The day I'd like to see? National No Memes or Snark on Social Media Day. I'm curious what that would look like. And what it might spark in us.
Any of you that know me or still actually follow me, know I don't think social media should be just babies, good food and fun trips (although it should definitely include that). I do think it should be about engagement on important issues. Whether we like it or not, for good or for evil, social media isn't going anywhere. At least for the foreseeable future, here we are. For those of us who choose to participate in it, it should be a reflection of who we actually are in the real world, not just the dressed up version we sometimes tend to show in this space. I want to see this as a platform to begin to know people, beyond their best, idealized selves. It certainly needs to be more than Facebook, it needs to go deeper than our feeds, into real life spaces, but if we're intentional, it can begin here. I want to learn new things here. I want to know what you're reading, who you're learning new things from. I want to grow and I love when one of you shares a perspective I've never considered and challenges me in that growth. I want to know how you navigated hard things, where you failed and what you learned from it, where you succeeded and what you learned from that. Aaaaand babies, food and fun trips.

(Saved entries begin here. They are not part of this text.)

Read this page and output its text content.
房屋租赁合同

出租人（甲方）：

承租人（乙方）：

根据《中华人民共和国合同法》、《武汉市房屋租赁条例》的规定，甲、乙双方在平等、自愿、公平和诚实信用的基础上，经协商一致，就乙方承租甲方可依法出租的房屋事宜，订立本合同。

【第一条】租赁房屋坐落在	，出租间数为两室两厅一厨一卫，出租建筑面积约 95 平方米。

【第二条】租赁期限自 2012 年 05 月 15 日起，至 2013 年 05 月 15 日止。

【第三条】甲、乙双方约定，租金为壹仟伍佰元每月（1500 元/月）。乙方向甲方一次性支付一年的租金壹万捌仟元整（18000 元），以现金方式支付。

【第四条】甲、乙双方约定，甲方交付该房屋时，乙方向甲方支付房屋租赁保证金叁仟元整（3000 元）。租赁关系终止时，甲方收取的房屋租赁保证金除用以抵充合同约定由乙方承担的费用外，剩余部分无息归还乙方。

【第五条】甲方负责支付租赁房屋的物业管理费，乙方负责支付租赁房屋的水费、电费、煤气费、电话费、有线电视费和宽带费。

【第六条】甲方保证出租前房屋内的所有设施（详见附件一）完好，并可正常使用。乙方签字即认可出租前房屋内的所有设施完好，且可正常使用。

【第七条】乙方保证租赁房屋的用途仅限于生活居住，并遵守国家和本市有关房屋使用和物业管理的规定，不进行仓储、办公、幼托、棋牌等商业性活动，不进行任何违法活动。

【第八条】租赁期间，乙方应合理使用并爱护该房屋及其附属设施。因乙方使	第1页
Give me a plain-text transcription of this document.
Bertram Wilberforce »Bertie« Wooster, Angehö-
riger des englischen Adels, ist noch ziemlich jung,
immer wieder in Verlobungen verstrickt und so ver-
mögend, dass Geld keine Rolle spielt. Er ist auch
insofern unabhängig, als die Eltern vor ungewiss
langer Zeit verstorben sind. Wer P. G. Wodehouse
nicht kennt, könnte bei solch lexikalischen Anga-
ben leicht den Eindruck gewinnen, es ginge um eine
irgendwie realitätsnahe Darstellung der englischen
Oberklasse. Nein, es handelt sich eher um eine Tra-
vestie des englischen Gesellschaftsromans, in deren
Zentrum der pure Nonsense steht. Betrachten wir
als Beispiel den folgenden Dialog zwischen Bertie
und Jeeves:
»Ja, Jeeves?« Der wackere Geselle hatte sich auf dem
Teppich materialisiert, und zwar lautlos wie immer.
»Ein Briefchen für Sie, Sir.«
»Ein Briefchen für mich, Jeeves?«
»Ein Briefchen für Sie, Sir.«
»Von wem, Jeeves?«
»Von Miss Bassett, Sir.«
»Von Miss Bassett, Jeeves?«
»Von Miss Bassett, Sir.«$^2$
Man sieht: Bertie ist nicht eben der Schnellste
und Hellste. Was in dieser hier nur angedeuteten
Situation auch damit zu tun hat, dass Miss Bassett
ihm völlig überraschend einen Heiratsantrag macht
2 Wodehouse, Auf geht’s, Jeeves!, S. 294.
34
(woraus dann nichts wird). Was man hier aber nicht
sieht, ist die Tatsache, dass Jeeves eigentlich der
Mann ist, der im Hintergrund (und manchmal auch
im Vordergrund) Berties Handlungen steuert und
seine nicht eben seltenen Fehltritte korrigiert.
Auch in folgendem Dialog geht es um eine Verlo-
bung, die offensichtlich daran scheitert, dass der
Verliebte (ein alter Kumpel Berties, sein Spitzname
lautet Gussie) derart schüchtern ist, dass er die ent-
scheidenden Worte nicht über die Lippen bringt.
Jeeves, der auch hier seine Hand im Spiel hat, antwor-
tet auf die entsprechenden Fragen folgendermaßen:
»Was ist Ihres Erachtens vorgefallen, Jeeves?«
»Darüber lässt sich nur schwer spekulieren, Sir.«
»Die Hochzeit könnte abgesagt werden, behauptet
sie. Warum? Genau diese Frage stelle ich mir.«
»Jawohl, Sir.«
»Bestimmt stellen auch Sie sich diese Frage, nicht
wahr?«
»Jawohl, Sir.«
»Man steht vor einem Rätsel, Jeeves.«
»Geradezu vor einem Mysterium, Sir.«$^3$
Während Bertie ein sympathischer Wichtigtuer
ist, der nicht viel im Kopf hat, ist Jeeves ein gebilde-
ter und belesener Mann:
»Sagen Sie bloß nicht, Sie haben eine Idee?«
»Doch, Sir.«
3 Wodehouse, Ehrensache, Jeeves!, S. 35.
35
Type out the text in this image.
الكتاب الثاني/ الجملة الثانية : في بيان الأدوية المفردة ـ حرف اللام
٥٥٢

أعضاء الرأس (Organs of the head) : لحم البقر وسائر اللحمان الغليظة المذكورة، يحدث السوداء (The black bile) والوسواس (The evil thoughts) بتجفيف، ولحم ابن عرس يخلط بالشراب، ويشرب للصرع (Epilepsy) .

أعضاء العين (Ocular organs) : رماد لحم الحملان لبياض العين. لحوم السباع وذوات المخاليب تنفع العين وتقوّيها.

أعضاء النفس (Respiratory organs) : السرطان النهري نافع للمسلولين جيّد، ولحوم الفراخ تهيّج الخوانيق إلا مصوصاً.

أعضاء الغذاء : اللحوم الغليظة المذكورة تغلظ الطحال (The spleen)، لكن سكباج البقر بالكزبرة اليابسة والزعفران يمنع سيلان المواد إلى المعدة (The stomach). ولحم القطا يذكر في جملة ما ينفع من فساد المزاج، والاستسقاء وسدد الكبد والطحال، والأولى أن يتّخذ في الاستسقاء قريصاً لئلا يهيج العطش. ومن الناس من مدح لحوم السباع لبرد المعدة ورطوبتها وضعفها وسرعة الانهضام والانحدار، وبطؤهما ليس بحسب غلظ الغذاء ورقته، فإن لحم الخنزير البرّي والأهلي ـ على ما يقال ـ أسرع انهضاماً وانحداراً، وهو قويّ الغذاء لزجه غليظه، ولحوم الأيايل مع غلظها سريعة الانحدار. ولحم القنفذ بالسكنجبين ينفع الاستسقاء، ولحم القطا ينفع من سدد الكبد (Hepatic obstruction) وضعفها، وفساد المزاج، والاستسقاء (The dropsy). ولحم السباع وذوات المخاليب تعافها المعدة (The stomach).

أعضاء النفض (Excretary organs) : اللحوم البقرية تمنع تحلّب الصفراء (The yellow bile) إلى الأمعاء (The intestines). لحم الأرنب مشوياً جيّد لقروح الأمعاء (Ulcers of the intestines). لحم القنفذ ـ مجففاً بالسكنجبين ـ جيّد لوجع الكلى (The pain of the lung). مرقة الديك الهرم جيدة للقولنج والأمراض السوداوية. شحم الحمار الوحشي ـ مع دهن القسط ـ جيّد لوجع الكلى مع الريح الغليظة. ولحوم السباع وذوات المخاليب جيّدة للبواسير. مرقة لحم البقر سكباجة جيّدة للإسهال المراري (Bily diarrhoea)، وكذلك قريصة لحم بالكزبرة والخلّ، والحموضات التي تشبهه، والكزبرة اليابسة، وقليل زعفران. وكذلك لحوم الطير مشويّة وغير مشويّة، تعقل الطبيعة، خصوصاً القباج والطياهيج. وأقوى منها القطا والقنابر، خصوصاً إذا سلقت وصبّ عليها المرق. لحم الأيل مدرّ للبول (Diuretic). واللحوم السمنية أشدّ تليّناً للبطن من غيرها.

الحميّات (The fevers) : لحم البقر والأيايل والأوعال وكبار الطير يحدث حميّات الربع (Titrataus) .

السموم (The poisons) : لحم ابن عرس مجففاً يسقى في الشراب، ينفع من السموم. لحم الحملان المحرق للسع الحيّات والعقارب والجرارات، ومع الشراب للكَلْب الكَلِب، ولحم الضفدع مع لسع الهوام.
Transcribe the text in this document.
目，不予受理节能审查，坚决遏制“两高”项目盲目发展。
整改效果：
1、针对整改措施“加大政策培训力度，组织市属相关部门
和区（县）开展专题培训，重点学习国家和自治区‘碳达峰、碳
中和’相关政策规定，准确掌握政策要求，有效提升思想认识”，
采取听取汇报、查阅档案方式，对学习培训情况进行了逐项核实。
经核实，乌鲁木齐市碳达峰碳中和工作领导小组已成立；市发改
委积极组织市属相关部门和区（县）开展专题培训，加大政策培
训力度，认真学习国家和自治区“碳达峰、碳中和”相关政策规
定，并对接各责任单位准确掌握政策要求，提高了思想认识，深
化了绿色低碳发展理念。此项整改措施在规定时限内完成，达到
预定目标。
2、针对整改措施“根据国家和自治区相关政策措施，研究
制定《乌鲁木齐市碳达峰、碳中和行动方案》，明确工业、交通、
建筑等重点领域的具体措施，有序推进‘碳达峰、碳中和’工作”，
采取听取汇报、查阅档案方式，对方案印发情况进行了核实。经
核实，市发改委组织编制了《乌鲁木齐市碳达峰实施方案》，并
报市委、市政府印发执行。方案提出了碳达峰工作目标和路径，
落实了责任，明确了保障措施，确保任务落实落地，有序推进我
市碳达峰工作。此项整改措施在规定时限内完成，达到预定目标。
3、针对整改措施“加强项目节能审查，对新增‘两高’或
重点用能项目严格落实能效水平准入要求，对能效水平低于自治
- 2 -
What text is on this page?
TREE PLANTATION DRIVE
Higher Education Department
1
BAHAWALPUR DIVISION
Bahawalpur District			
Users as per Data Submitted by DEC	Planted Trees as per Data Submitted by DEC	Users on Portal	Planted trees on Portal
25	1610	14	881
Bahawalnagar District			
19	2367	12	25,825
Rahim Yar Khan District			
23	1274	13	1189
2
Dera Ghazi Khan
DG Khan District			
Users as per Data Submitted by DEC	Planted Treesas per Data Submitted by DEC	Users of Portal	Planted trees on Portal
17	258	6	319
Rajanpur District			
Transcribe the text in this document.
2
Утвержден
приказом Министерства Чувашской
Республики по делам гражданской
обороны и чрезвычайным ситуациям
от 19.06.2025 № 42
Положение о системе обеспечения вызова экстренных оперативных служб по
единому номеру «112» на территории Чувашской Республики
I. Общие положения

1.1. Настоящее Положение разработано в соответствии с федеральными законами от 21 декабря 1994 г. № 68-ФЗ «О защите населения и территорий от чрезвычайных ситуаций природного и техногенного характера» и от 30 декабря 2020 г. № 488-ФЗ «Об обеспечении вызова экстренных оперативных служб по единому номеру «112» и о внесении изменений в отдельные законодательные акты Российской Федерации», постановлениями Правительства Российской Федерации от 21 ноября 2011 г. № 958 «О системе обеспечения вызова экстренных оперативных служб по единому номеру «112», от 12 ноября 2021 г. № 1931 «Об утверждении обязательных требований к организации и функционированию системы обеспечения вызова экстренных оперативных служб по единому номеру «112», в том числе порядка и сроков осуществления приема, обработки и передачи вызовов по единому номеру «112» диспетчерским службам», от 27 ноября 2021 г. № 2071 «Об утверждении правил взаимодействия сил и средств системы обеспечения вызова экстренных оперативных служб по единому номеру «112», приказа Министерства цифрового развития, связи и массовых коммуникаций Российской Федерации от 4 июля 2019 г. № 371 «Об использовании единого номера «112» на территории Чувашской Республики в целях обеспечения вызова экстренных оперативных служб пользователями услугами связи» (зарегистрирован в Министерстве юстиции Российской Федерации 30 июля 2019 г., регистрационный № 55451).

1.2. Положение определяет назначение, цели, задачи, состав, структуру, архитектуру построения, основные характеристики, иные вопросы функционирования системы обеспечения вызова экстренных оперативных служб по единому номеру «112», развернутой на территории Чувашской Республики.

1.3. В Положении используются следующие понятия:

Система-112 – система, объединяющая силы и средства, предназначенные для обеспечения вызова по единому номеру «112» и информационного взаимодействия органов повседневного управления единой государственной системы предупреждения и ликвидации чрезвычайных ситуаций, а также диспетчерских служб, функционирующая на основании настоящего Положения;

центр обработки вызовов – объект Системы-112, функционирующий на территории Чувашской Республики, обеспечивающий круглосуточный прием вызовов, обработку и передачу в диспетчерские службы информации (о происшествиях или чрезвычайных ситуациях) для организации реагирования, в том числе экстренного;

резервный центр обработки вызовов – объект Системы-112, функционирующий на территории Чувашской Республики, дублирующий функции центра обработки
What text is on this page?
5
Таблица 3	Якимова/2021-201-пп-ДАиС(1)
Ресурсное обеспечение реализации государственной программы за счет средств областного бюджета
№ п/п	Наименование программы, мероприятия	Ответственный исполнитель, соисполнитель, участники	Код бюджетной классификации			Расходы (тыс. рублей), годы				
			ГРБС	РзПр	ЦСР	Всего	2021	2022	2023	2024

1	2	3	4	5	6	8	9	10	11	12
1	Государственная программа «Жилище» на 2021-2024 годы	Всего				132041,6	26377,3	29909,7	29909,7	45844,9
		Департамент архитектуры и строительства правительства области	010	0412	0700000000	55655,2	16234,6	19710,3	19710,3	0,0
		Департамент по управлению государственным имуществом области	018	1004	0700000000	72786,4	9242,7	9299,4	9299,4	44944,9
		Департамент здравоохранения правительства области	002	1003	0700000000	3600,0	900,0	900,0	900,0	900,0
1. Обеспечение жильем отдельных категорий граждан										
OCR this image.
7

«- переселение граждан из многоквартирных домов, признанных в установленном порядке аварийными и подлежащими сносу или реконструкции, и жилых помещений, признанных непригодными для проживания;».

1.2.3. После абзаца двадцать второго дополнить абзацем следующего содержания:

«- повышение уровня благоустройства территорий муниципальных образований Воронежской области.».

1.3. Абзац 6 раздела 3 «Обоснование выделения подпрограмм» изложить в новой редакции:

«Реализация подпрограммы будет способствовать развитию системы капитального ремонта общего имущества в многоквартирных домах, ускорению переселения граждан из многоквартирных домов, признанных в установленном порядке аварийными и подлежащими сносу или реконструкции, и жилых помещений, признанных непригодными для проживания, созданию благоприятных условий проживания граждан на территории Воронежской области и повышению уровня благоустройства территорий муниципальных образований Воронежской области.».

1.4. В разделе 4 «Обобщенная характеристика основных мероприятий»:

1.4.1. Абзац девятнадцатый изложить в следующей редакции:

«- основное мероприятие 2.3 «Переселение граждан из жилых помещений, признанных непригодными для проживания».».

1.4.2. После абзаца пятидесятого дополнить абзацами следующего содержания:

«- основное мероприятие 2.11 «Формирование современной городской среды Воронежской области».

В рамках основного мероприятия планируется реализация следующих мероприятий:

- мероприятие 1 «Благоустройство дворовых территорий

But, what I do not think it should be:
- snark,
- memes that try to encapsulate things we hold dear into 15 words or less (or more often and with more pain to others, things we despise encapsulated into 15 words or less),
- hateful responses on others' pages,
- characterizing "the other" as functioning with diabolical, evil intent at all times,
- name-calling,
- reducing people to their opinions on one or two issues,
- de-humanizing language,
- linking articles that do any of the above things
I'll be the first to raise my hand and admit that one of my spiritual gifts may very well be sarcasm. I love a good, quippy, sarcastic meme - and sometimes, if they're done well, even those that I fundamentally disagree with. I often will literally laugh out loud when reading them.
BUT...
So many posts these days are crafted intentionally to minimize others, to de-humanize, to separate and divide. I see people talk about all the ways they hate the division in our country and on social media, yet then post things like this - that will, as their goal, perpetuate and widen the divide. They shut down conversation, rather than invite it. They hurt rather than heal. They force our opponent into the opposing corner to shore up and come at us even harder.
One of the things I've tried to challenge myself with since stepping back into Facebook is to avoid memes, to avoid sarcastic responses that encourage us vs. them. It's hard sometimes. I'll be honest, sometimes I feel like people "deserve" the lash of my sarcastic tongue - they've earned it. Sometimes I just think it's funny. But then I try to think - even if it is funny, how will it be received by some one on an opposing side of this discussion? Will it encourage engagement or division? I want to encourage engagement. No one changes, no divides are healed, by being shamed.
If you're a meme spreader, if you share the gift of sarcasm along with me, if you're just really angry with a lot of really frustrating people right now and you'd like to let that all spew,...if you're any of those things, I'd like to encourage you to pick a few days in a row and just choose to not. Choose to use a few more words and explain yourself, ask good questions and listen fully to the answers - then ask some more good questions. Let's see if it sparks a new way of engaging in some of us.